Hi Woobly:
I'm just a Mum, but this is my theory on reading in Class R based on my two girls at a school which doesn't get a lot right, but does get good results with their highly structured reading programme:
I'm not sure what your level 1 - level 3 books relate to - because we used colours - but I'm going to assume that the colours tie up to the numbered bands on reading chest www.readingchest.co.uk/book-bands.
Reading is a thorny issue for many reasons - but partly because it's one of the first and most obvious ways parents can use to distinguish able children. Not all schools, of course, but in some schools what level book your child is reading at becomes something of a competition. I know that DD1 was a slow starter with reading, and it affected everyone's attitude to her abilities, including my own.
Meanwhile the teacher is teaching 30 or so separate individuals with different strengths, weaknesses and abilities reading. Some may be good at sounding out but not blending. Others have memorised words and have great decoding skills so can guess a lot by looking at pictures and recognising patterns. There was one girl (youngest of 3) who basically could read in Class R - she was around reading practice at their home so much.
Beyond this there will be children that have not attempted any reading out loud whatsoever to this point. Are they behind? Well not really - especially if they're newly 4, but for whatever reasons they're still read to and haven't yet started to read themselves. There also are children that simply prefer to be read to (my DD1 comes to mind - she prefers to listen to a story given the choice, she hates reading out loud - she struggles to prounounce 'r' and is increasingly embarrassed by it).
I can't say this is every school - but you can understand the advantage in expending energy on getting the vast majority of pupils in Class R to a fairly similar standard. It can be very frustrating as a parent, you want your child to progress, but it may well be a case of the needs of the many outweigh the needs of the few.
As part of many reading programmes, phonetic sounds in English (there are ~ 42) often are taught in order - e.g. jolly phonics approach here jollylearning.co.uk/overview-about-jolly-phonics/ - and often this is accompanied by writing work, songs and reading books that target that week's sound(s). This structured approach can meen that reading books don't seem to be making a lot of progress, but could well be making a lot of 'decoding' skills progress (pennies in the bank for Year 1 for the entire group).

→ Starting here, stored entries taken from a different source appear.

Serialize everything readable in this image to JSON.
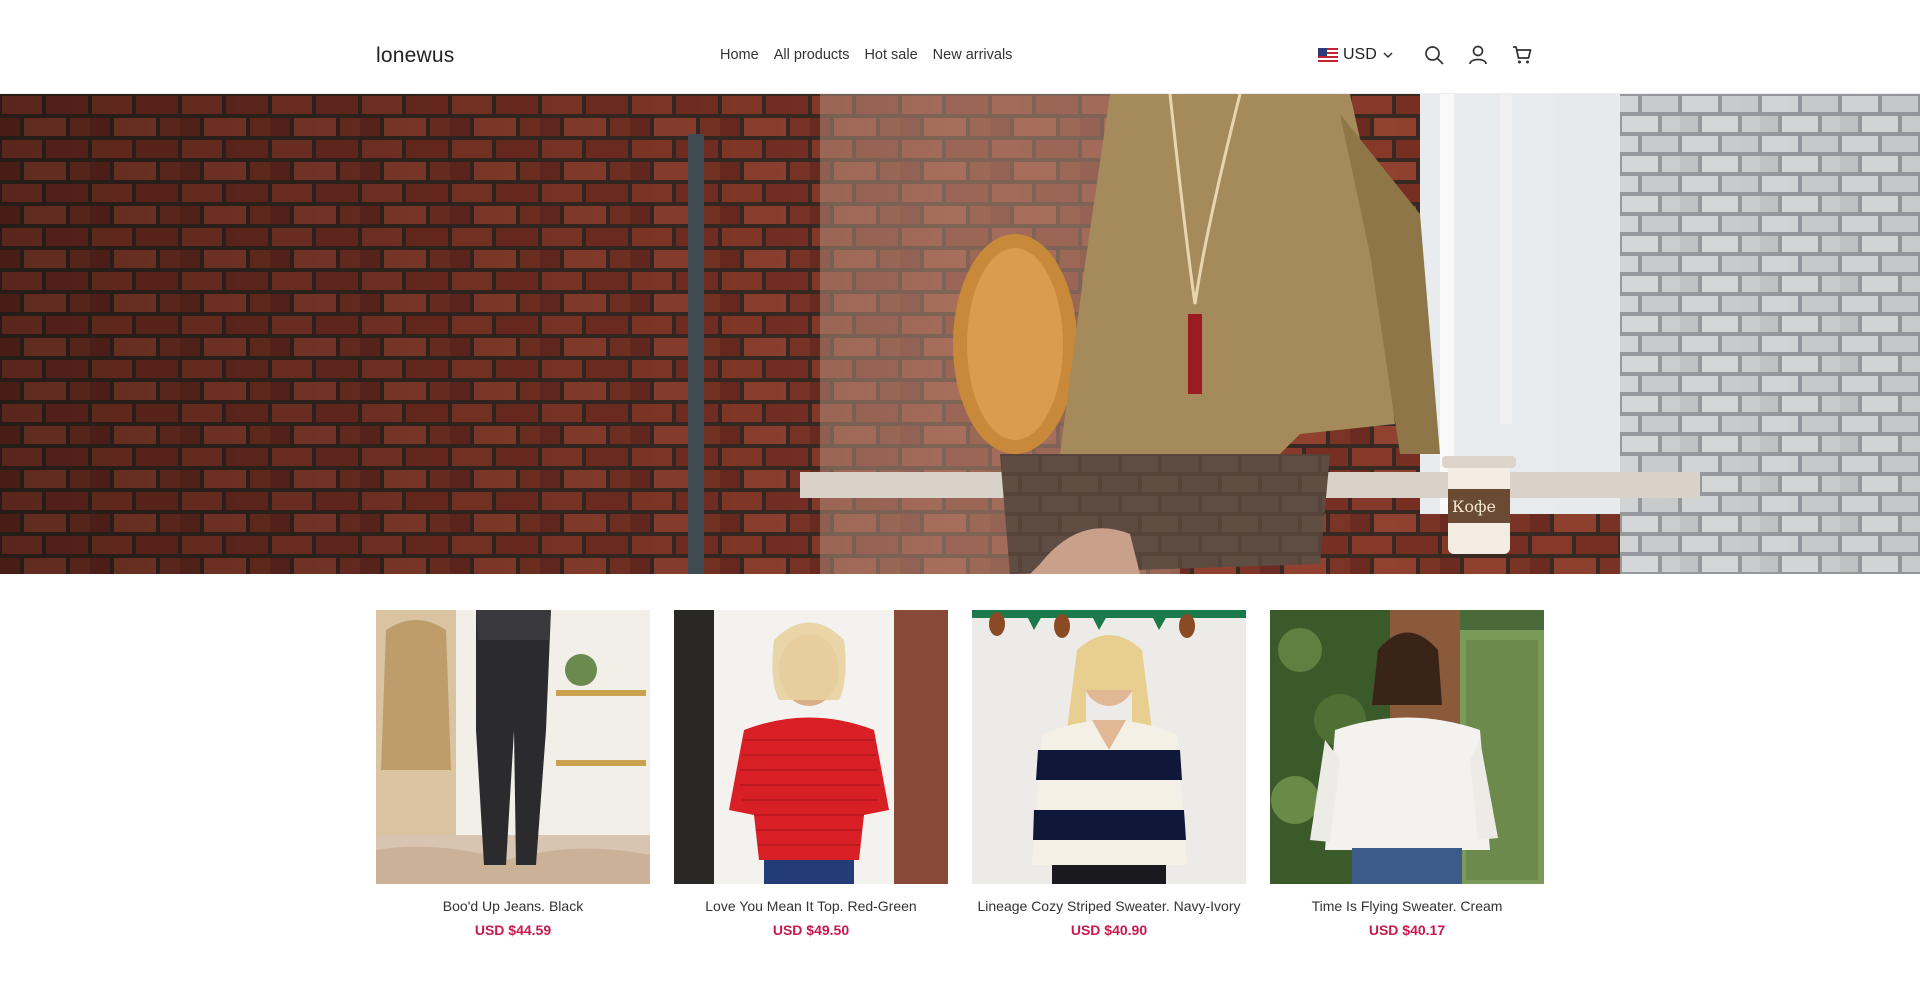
{
  "header": {
    "logo": "lonewus",
    "nav": [
      "Home",
      "All products",
      "Hot sale",
      "New arrivals"
    ],
    "currency": "USD",
    "icons": [
      "us-flag-icon",
      "chevron-down-icon",
      "search-icon",
      "user-icon",
      "cart-icon"
    ]
  },
  "hero": {
    "image": "woman in tan sweater sitting by brick wall window with coffee cup"
  },
  "products": [
    {
      "title": "Boo'd Up Jeans. Black",
      "price": "USD $44.59"
    },
    {
      "title": "Love You Mean It Top. Red-Green",
      "price": "USD $49.50"
    },
    {
      "title": "Lineage Cozy Striped Sweater. Navy-Ivory",
      "price": "USD $40.90"
    },
    {
      "title": "Time Is Flying Sweater. Cream",
      "price": "USD $40.17"
    }
  ],
  "colors": {
    "price": "#c8194c",
    "text": "#333333"
  }
}
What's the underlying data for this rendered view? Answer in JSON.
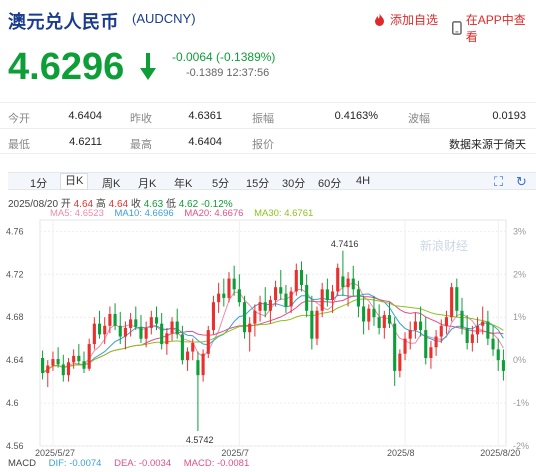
{
  "header": {
    "title": "澳元兑人民币",
    "code": "(AUDCNY)",
    "add_label": "添加自选",
    "app_label": "在APP中查看"
  },
  "quote": {
    "price": "4.6296",
    "change": "-0.0064",
    "change_pct": "(-0.1389%)",
    "sub_change": "-0.1389",
    "time": "12:37:56"
  },
  "stats": {
    "row1": [
      {
        "label": "今开",
        "value": "4.6404"
      },
      {
        "label": "昨收",
        "value": "4.6361"
      },
      {
        "label": "振幅",
        "value": "0.4163%"
      },
      {
        "label": "波幅",
        "value": "0.0193"
      }
    ],
    "row2": [
      {
        "label": "最低",
        "value": "4.6211"
      },
      {
        "label": "最高",
        "value": "4.6404"
      },
      {
        "label": "报价",
        "value": "数据来源于倚天"
      }
    ]
  },
  "tabs": [
    "1分",
    "日K",
    "周K",
    "月K",
    "年K",
    "5分",
    "15分",
    "30分",
    "60分",
    "4H"
  ],
  "active_tab": "日K",
  "info_line": {
    "date": "2025/08/20",
    "open_label": "开",
    "open": "4.64",
    "high_label": "高",
    "high": "4.64",
    "close_label": "收",
    "close": "4.63",
    "low_label": "低",
    "low": "4.62",
    "pct": "-0.12%"
  },
  "ma": [
    {
      "label": "MA5: 4.6523",
      "color": "#f08aa8"
    },
    {
      "label": "MA10: 4.6696",
      "color": "#3aa0d8"
    },
    {
      "label": "MA20: 4.6676",
      "color": "#e0508a"
    },
    {
      "label": "MA30: 4.6761",
      "color": "#8cc21e"
    }
  ],
  "macd": [
    {
      "label": "MACD",
      "color": "#444"
    },
    {
      "label": "DIF: -0.0074",
      "color": "#3aa0d8"
    },
    {
      "label": "DEA: -0.0034",
      "color": "#e0508a"
    },
    {
      "label": "MACD: -0.0081",
      "color": "#e0508a"
    }
  ],
  "colors": {
    "up": "#e8312f",
    "down": "#0e9e38",
    "brand": "#1a3c8e"
  },
  "chart_data": {
    "type": "candlestick",
    "y_ticks": [
      "4.76",
      "4.72",
      "4.68",
      "4.64",
      "4.6",
      "4.56"
    ],
    "y_ticks_right": [
      "3%",
      "2%",
      "1%",
      "0%",
      "-1%",
      "-2%"
    ],
    "x_labels": [
      "2025/5/27",
      "2025/7",
      "2025/8",
      "2025/8/20"
    ],
    "ylim": [
      4.56,
      4.765
    ],
    "annotations": [
      {
        "text": "4.7416",
        "x_index": 58,
        "value": 4.7416
      },
      {
        "text": "4.5742",
        "x_index": 30,
        "value": 4.5742
      }
    ],
    "watermark": "新浪财经",
    "candles": [
      [
        4.642,
        4.649,
        4.622,
        4.628
      ],
      [
        4.628,
        4.64,
        4.615,
        4.635
      ],
      [
        4.635,
        4.648,
        4.63,
        4.641
      ],
      [
        4.641,
        4.652,
        4.633,
        4.636
      ],
      [
        4.636,
        4.645,
        4.62,
        4.626
      ],
      [
        4.626,
        4.642,
        4.62,
        4.638
      ],
      [
        4.638,
        4.65,
        4.632,
        4.644
      ],
      [
        4.644,
        4.655,
        4.636,
        4.639
      ],
      [
        4.639,
        4.648,
        4.628,
        4.632
      ],
      [
        4.632,
        4.66,
        4.63,
        4.655
      ],
      [
        4.655,
        4.68,
        4.65,
        4.674
      ],
      [
        4.674,
        4.686,
        4.66,
        4.664
      ],
      [
        4.664,
        4.68,
        4.655,
        4.672
      ],
      [
        4.672,
        4.69,
        4.665,
        4.683
      ],
      [
        4.683,
        4.693,
        4.668,
        4.672
      ],
      [
        4.672,
        4.685,
        4.655,
        4.662
      ],
      [
        4.662,
        4.676,
        4.65,
        4.67
      ],
      [
        4.67,
        4.684,
        4.662,
        4.678
      ],
      [
        4.678,
        4.69,
        4.668,
        4.671
      ],
      [
        4.671,
        4.682,
        4.656,
        4.66
      ],
      [
        4.66,
        4.676,
        4.652,
        4.67
      ],
      [
        4.67,
        4.686,
        4.664,
        4.68
      ],
      [
        4.68,
        4.69,
        4.668,
        4.674
      ],
      [
        4.674,
        4.684,
        4.65,
        4.655
      ],
      [
        4.655,
        4.67,
        4.645,
        4.665
      ],
      [
        4.665,
        4.68,
        4.658,
        4.676
      ],
      [
        4.676,
        4.688,
        4.66,
        4.664
      ],
      [
        4.664,
        4.672,
        4.636,
        4.64
      ],
      [
        4.64,
        4.652,
        4.63,
        4.648
      ],
      [
        4.648,
        4.66,
        4.64,
        4.656
      ],
      [
        4.64,
        4.648,
        4.574,
        4.626
      ],
      [
        4.626,
        4.65,
        4.62,
        4.646
      ],
      [
        4.646,
        4.672,
        4.642,
        4.668
      ],
      [
        4.668,
        4.7,
        4.664,
        4.694
      ],
      [
        4.694,
        4.712,
        4.684,
        4.702
      ],
      [
        4.702,
        4.716,
        4.69,
        4.698
      ],
      [
        4.698,
        4.722,
        4.694,
        4.716
      ],
      [
        4.716,
        4.728,
        4.7,
        4.706
      ],
      [
        4.706,
        4.72,
        4.69,
        4.694
      ],
      [
        4.694,
        4.7,
        4.66,
        4.666
      ],
      [
        4.666,
        4.68,
        4.648,
        4.674
      ],
      [
        4.674,
        4.692,
        4.662,
        4.686
      ],
      [
        4.686,
        4.7,
        4.676,
        4.694
      ],
      [
        4.694,
        4.708,
        4.68,
        4.686
      ],
      [
        4.686,
        4.7,
        4.674,
        4.696
      ],
      [
        4.696,
        4.714,
        4.69,
        4.708
      ],
      [
        4.708,
        4.724,
        4.696,
        4.702
      ],
      [
        4.702,
        4.71,
        4.684,
        4.69
      ],
      [
        4.69,
        4.708,
        4.684,
        4.704
      ],
      [
        4.704,
        4.73,
        4.7,
        4.724
      ],
      [
        4.724,
        4.732,
        4.704,
        4.71
      ],
      [
        4.71,
        4.72,
        4.68,
        4.686
      ],
      [
        4.686,
        4.7,
        4.65,
        4.66
      ],
      [
        4.66,
        4.69,
        4.654,
        4.686
      ],
      [
        4.686,
        4.712,
        4.68,
        4.706
      ],
      [
        4.706,
        4.716,
        4.69,
        4.696
      ],
      [
        4.696,
        4.71,
        4.684,
        4.704
      ],
      [
        4.704,
        4.73,
        4.7,
        4.726
      ],
      [
        4.718,
        4.742,
        4.7,
        4.708
      ],
      [
        4.708,
        4.722,
        4.69,
        4.716
      ],
      [
        4.716,
        4.728,
        4.7,
        4.706
      ],
      [
        4.706,
        4.714,
        4.68,
        4.69
      ],
      [
        4.69,
        4.7,
        4.664,
        4.676
      ],
      [
        4.676,
        4.692,
        4.668,
        4.688
      ],
      [
        4.688,
        4.7,
        4.672,
        4.68
      ],
      [
        4.68,
        4.692,
        4.664,
        4.67
      ],
      [
        4.67,
        4.686,
        4.66,
        4.682
      ],
      [
        4.682,
        4.694,
        4.67,
        4.674
      ],
      [
        4.674,
        4.68,
        4.616,
        4.63
      ],
      [
        4.63,
        4.65,
        4.624,
        4.646
      ],
      [
        4.646,
        4.666,
        4.64,
        4.66
      ],
      [
        4.66,
        4.676,
        4.65,
        4.668
      ],
      [
        4.668,
        4.684,
        4.66,
        4.676
      ],
      [
        4.676,
        4.69,
        4.662,
        4.668
      ],
      [
        4.668,
        4.68,
        4.636,
        4.642
      ],
      [
        4.642,
        4.658,
        4.632,
        4.652
      ],
      [
        4.652,
        4.668,
        4.644,
        4.662
      ],
      [
        4.662,
        4.678,
        4.656,
        4.672
      ],
      [
        4.672,
        4.686,
        4.664,
        4.68
      ],
      [
        4.68,
        4.712,
        4.676,
        4.708
      ],
      [
        4.708,
        4.716,
        4.68,
        4.686
      ],
      [
        4.686,
        4.698,
        4.664,
        4.67
      ],
      [
        4.67,
        4.682,
        4.65,
        4.656
      ],
      [
        4.656,
        4.672,
        4.648,
        4.664
      ],
      [
        4.664,
        4.68,
        4.656,
        4.672
      ],
      [
        4.672,
        4.69,
        4.664,
        4.676
      ],
      [
        4.676,
        4.686,
        4.654,
        4.66
      ],
      [
        4.66,
        4.672,
        4.644,
        4.65
      ],
      [
        4.65,
        4.66,
        4.63,
        4.64
      ],
      [
        4.64,
        4.65,
        4.621,
        4.63
      ]
    ]
  }
}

As many have suggested talk to the teacher - but bear in mind that your child may be the child who is streets ahead of the others and the teacher may feel it better to teach to the abilities of the other 29. You may feel this is simply repeating information your child has already acquired - but the phonics systems have worksheets for writing skills, songs to learn subtle changes in sounds and the system feeds into further word skills (especially spelling and some grammar rules - understanding short and long vowel sounds, so understanding why you double letters when you add -ed or -ing to stop). I suppose a good way of thinking about it is if your child presently can't write the words she's reading, than it is worth working systematically (which can mean slowly) through the phonetics programme.
However, as learnandsay & many others on other feeds have said, there is nothing to stop you progressing her reading out loud skills at home. However, it may be worthwhile asking the teacher outright if there are other aspects of reading (prediction - what happens next, discussion of structure: beginning, middle and end of story/ sometimes called story mountains, terminology: author, illustrator, character, narrator, etc...) at home.